From a long-term technical perspective, both gold and silver are approaching price zones that have historically served as major turning points for market direction, rather than merely conventional support levels. Gold continues to follow an upward trend line extending over ten years, dating back to 2016, while silver is approaching a price zone that acted as a significant resistance level between 1980 and 2024.
Razan Hilal, a certified market analyst at FOREX.com, said: "Markets are entering a pivotal phase in which long-term structural signals are no less important than short-term macroeconomic factors. Despite the pressures weighing on precious metals in the near term — such as dollar strength and rising Treasury yields — the levels currently being tested have historically coincided with periods of accumulation and market trend reversals.

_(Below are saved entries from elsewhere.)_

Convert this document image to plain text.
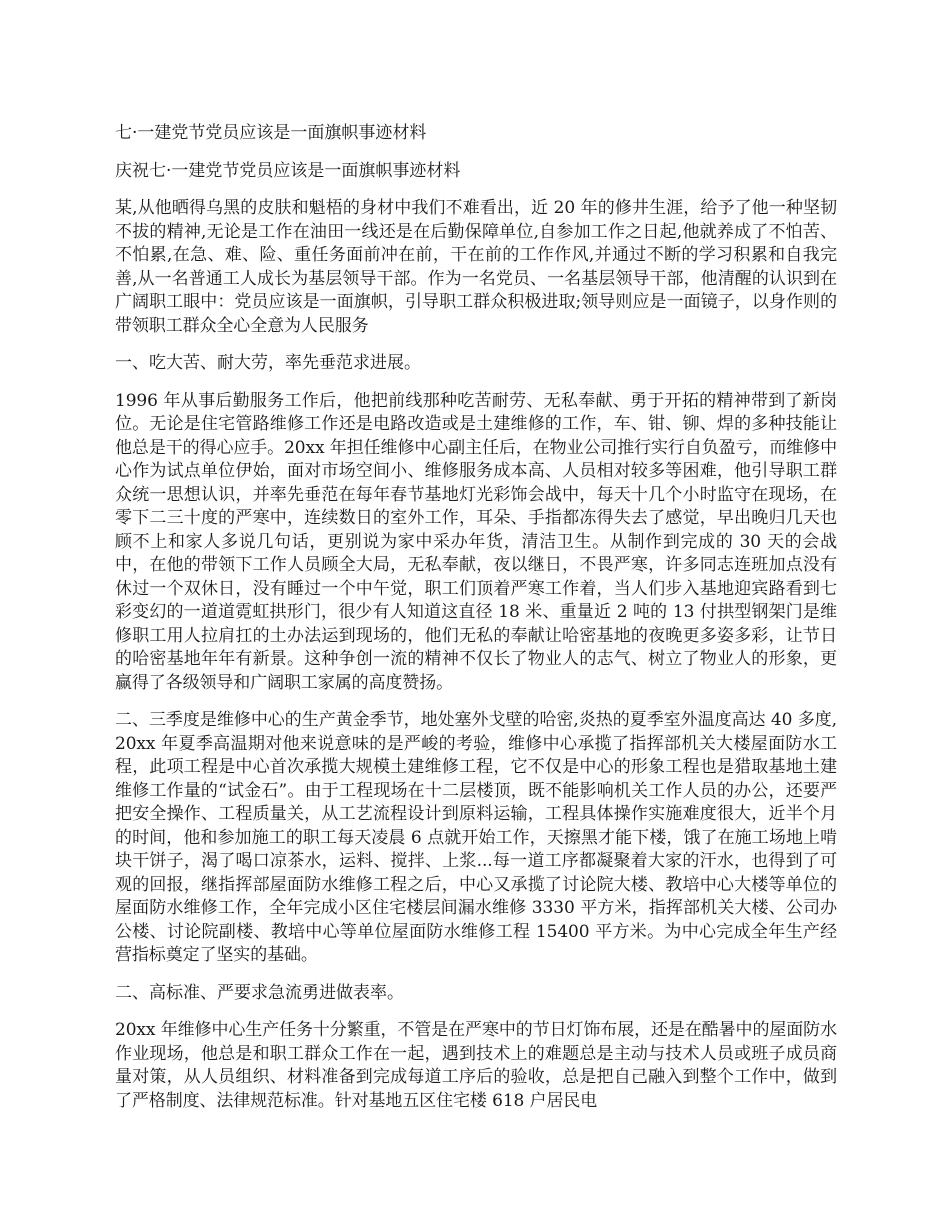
七·一建党节党员应该是一面旗帜事迹材料
庆祝七·一建党节党员应该是一面旗帜事迹材料
某,从他晒得乌黑的皮肤和魁梧的身材中我们不难看出，近 20 年的修井生涯，给予了他一种坚韧不拔的精神,无论是工作在油田一线还是在后勤保障单位,自参加工作之日起,他就养成了不怕苦、不怕累,在急、难、险、重任务面前冲在前，干在前的工作作风,并通过不断的学习积累和自我完善,从一名普通工人成长为基层领导干部。作为一名党员、一名基层领导干部，他清醒的认识到在广阔职工眼中：党员应该是一面旗帜，引导职工群众积极进取;领导则应是一面镜子，以身作则的带领职工群众全心全意为人民服务
一、吃大苦、耐大劳，率先垂范求进展。
1996 年从事后勤服务工作后，他把前线那种吃苦耐劳、无私奉献、勇于开拓的精神带到了新岗位。无论是住宅管路维修工作还是电路改造或是土建维修的工作，车、钳、铆、焊的多种技能让他总是干的得心应手。20xx 年担任维修中心副主任后，在物业公司推行实行自负盈亏，而维修中心作为试点单位伊始，面对市场空间小、维修服务成本高、人员相对较多等困难，他引导职工群众统一思想认识，并率先垂范在每年春节基地灯光彩饰会战中，每天十几个小时监守在现场，在零下二三十度的严寒中，连续数日的室外工作，耳朵、手指都冻得失去了感觉，早出晚归几天也顾不上和家人多说几句话，更别说为家中采办年货，清洁卫生。从制作到完成的 30 天的会战中，在他的带领下工作人员顾全大局，无私奉献，夜以继日，不畏严寒，许多同志连班加点没有休过一个双休日，没有睡过一个中午觉，职工们顶着严寒工作着，当人们步入基地迎宾路看到七彩变幻的一道道霓虹拱形门，很少有人知道这直径 18 米、重量近 2 吨的 13 付拱型钢架门是维修职工用人拉肩扛的土办法运到现场的，他们无私的奉献让哈密基地的夜晚更多姿多彩，让节日的哈密基地年年有新景。这种争创一流的精神不仅长了物业人的志气、树立了物业人的形象，更赢得了各级领导和广阔职工家属的高度赞扬。
二、三季度是维修中心的生产黄金季节，地处塞外戈壁的哈密,炎热的夏季室外温度高达 40 多度,20xx 年夏季高温期对他来说意味的是严峻的考验，维修中心承揽了指挥部机关大楼屋面防水工程，此项工程是中心首次承揽大规模土建维修工程，它不仅是中心的形象工程也是猎取基地土建维修工作量的“试金石”。由于工程现场在十二层楼顶，既不能影响机关工作人员的办公，还要严把安全操作、工程质量关，从工艺流程设计到原料运输，工程具体操作实施难度很大，近半个月的时间，他和参加施工的职工每天凌晨 6 点就开始工作，天擦黑才能下楼，饿了在施工场地上啃块干饼子，渴了喝口凉茶水，运料、搅拌、上浆...每一道工序都凝聚着大家的汗水，也得到了可观的回报，继指挥部屋面防水维修工程之后，中心又承揽了讨论院大楼、教培中心大楼等单位的屋面防水维修工作，全年完成小区住宅楼层间漏水维修 3330 平方米，指挥部机关大楼、公司办公楼、讨论院副楼、教培中心等单位屋面防水维修工程 15400 平方米。为中心完成全年生产经营指标奠定了坚实的基础。
二、高标准、严要求急流勇进做表率。
20xx 年维修中心生产任务十分繁重，不管是在严寒中的节日灯饰布展，还是在酷暑中的屋面防水作业现场，他总是和职工群众工作在一起，遇到技术上的难题总是主动与技术人员或班子成员商量对策，从人员组织、材料准备到完成每道工序后的验收，总是把自己融入到整个工作中，做到了严格制度、法律规范标准。针对基地五区住宅楼 618 户居民电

Investors should therefore prepare for continued volatility and understand the role these price zones play in shaping the contours of the next long-term cycle."
Downside risks have not yet dissipated, however. Should gold breach the $3,930 level, this could open the door for a decline toward the $3,400–$3,500 zone, where the 38.2% Fibonacci retracement of the uptrend between 1920 and 2026 converges with a five-month consolidation period during 2025. For silver, a drop below $54 could direct attention to the support zone between $46 and $50, potentially determining the nature of the next phase, which may see buyers return to the market.
Conversely, a resilient US dollar, Treasury yields, and monetary policy — alongside a sustainable resolution to tensions linked to the Strait of Hormuz — could provide the economic environment necessary for a new upward wave to emerge. From a technical standpoint, gold stabilising above $4,400 and silver above $71 could reinforce the likelihood of a return to record levels.
At present, the outlook remains balanced, and the coming months are likely to determine whether current historical support levels will pave the way for a new bull run in precious metals, or whether they represent merely another station in a corrective trend.